Current child legislation is not effective
The order, which applies to children under 14, will come into effect in October, officials say.
It also bans children from teashops, restaurants, hotels, motels, resorts, spas or other recreational centres.
There are estimated to be more than 12.6 million child workers in India, many of whom work as domestic helps or in small roadside restaurants.
A senior official in the Labour Ministry, SK Srivastava, told the BBC that "the Technical Advisory Committee on Child Labour regularly surveys the risk factors involved in any industry and depending on our findings we have taken this decision".
The committee, while recommending the ban, warned that children under 14 were vulnerable to physical, mental and even sexual abuse.
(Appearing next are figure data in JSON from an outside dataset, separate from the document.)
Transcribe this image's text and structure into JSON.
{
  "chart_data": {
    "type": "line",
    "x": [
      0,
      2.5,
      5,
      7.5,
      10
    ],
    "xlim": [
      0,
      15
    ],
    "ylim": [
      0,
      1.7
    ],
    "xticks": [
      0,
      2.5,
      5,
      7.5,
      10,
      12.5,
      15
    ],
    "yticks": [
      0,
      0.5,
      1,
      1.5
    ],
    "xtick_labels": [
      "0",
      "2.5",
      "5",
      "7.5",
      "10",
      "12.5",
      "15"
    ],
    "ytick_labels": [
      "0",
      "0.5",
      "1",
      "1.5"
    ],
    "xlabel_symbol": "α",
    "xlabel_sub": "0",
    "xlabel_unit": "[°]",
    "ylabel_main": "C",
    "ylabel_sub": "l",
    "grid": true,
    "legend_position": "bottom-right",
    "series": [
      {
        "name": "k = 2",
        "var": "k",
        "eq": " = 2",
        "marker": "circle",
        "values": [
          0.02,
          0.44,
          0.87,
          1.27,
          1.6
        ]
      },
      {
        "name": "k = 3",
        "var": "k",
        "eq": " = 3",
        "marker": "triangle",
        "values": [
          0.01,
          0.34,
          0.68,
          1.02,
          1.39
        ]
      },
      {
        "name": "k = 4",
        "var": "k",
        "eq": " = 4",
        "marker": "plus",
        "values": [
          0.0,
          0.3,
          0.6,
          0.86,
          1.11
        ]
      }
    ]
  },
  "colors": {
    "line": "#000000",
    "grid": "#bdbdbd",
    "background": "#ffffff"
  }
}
Mr Srivastava said that anyone found violating the ban would be penalised under the Child Labour Prohibition and Regulation Act of 1986. Punishment range from a fine to imprisonment.
India has laws in place to protect children and bans the use of young workers in hazardous industries, but they remain ineffective in many areas.
Thousands of children continue to work in firecracker and matchstick factories or are involved in carpet weaving, embroidery or stitching footballs.
Many parents say crippling poverty forces them to send their children, sometimes as young as five or six, to work in other people's homes or in factories.
Most of these children are made to work in unhealthy conditions for long hours and paid poorly.